Jour après jour, j’ai photographié, regardé, écouté, enregistré, aidé, tentant de comprendre ce que je voyais mais étant sûre que j’assistais à un moment historique. Cette île condensait tous les sentiments imaginables, toutes les émotions. Des courants contraires la parcouraient mais tout était visible, le meilleur et le pire se côtoyaient. Un condensé du monde échouait là, vague après vague, chaque détail prenait du sens, des milliers de fils à tirer pour résoudre des énigmes.

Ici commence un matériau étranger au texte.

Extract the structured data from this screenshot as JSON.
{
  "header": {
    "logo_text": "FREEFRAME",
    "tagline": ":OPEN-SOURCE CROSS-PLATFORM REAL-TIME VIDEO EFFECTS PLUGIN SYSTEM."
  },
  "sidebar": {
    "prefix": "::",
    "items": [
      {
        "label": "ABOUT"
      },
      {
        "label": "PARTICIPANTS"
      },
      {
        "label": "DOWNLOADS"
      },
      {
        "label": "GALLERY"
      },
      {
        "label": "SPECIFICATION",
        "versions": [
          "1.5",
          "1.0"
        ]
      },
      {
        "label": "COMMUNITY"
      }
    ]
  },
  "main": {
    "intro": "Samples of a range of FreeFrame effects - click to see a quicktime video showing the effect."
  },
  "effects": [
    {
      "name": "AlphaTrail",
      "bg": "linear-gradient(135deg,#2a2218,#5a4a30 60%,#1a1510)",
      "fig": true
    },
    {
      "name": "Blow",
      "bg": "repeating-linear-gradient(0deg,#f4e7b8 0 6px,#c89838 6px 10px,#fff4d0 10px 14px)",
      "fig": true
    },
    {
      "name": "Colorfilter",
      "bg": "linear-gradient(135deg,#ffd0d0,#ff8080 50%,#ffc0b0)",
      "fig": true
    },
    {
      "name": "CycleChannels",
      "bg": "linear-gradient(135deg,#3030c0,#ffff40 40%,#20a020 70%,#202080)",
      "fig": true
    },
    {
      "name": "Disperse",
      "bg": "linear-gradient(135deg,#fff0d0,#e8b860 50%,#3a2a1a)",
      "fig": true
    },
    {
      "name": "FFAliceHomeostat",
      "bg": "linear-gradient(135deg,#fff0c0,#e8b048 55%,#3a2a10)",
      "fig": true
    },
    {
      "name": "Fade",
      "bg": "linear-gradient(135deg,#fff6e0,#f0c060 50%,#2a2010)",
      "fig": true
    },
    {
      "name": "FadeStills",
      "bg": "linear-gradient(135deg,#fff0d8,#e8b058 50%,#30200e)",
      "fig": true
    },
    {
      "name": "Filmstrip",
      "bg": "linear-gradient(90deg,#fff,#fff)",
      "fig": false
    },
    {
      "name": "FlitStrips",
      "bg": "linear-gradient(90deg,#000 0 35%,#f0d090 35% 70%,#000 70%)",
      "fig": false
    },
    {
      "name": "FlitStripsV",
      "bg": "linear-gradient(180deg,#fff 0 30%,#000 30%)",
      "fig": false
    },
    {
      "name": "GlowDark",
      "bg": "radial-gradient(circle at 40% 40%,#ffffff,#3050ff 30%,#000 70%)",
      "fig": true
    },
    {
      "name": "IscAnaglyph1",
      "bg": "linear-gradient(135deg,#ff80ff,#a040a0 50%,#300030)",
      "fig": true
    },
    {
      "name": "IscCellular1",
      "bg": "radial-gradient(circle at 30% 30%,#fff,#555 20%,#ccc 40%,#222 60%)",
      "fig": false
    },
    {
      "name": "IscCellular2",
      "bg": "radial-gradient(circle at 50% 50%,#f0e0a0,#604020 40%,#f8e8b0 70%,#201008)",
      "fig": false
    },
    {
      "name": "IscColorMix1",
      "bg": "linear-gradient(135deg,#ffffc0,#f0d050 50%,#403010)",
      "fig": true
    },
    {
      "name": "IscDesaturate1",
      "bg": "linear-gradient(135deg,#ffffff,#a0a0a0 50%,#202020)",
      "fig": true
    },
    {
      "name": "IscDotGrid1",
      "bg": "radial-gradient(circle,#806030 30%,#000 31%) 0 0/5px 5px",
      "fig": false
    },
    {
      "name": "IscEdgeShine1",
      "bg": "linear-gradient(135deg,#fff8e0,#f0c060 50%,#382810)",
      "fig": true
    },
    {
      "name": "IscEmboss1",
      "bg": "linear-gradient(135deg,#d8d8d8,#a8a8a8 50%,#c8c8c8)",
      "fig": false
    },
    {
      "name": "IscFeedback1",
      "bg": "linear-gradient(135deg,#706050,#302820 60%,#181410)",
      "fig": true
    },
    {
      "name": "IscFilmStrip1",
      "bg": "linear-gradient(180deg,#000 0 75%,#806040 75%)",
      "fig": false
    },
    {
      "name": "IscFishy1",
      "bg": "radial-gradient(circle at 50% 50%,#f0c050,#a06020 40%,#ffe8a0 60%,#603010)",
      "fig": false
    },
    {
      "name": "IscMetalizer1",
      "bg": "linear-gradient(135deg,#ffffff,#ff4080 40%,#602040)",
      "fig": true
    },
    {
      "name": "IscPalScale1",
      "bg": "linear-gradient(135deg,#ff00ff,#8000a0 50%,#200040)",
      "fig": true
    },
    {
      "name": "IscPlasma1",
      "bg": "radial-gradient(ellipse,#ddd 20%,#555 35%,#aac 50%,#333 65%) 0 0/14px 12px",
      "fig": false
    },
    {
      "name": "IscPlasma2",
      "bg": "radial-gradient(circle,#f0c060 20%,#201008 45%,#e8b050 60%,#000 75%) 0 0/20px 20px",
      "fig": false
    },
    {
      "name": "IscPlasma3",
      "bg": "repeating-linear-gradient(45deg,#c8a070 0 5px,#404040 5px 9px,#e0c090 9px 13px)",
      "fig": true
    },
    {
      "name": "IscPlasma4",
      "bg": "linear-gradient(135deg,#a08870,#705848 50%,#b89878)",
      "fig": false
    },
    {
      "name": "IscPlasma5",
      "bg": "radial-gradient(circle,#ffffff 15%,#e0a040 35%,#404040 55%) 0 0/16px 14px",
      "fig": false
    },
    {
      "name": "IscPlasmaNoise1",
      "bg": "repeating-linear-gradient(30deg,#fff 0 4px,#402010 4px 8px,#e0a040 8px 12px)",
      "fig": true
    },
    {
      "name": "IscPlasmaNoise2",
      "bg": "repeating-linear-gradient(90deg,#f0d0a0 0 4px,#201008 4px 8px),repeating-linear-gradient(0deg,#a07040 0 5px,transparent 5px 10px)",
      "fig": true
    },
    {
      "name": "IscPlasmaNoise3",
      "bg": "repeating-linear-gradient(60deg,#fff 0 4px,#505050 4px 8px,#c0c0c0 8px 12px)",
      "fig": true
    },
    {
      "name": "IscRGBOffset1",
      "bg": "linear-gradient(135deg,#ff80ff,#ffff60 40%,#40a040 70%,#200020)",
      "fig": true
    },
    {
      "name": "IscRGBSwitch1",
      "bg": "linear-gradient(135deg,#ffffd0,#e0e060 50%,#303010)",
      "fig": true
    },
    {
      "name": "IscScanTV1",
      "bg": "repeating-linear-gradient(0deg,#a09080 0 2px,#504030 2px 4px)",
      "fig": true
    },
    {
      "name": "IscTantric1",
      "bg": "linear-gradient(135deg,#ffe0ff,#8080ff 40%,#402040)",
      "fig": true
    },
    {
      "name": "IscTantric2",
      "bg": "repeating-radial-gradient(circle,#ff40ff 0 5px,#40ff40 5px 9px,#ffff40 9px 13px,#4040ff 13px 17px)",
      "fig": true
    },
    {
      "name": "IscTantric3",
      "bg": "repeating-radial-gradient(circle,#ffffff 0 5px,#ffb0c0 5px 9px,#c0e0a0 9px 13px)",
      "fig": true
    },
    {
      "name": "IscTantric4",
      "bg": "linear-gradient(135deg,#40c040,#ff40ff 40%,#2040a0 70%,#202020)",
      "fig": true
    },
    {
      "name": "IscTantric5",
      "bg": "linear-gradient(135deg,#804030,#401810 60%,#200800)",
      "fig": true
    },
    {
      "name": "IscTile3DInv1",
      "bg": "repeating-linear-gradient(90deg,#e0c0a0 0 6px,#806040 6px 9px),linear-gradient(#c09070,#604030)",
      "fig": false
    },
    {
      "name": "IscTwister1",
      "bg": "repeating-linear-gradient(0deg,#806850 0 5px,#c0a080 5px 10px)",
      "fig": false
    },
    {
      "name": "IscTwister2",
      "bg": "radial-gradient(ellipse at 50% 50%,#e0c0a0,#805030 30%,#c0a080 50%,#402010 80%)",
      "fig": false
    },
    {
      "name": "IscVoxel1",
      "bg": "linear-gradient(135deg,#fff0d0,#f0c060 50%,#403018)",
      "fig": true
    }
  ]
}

Des bénévoles venus du monde entier aidaient, des Grecs peu argentés apportaient du thé chaud et des vêtements, d’autres cuisinaient gratuitement, certains vendaient très chers leurs services, les pêcheurs scrutaient l’horizon et repéraient dans la nuit les embarcations fragiles qui très loin tanguaient en croisant d’immenses tankers de marchandises, des trafiquants dépeçaient les bateaux échoués, récupéraient les moteurs et l’essence si par bonheur il y en avait eu assez pour la traversée, la police contrôlait, enregistrait les personnes, tentait de faire un tri, les journalistes photographiaient, filmaient, les organisations humanitaires soignaient, nourrissaient, habillaient, tentaient d’organiser l’arrivée dans les camps, les arrivants espéraient un avenir meilleur, les politiques discutaient. Les échanges entre la Turquie, l’UE et principalement la chancelière allemande rythmaient les arrivées des bateaux pendant que le commerce des passeurs florissait.

Figure 2.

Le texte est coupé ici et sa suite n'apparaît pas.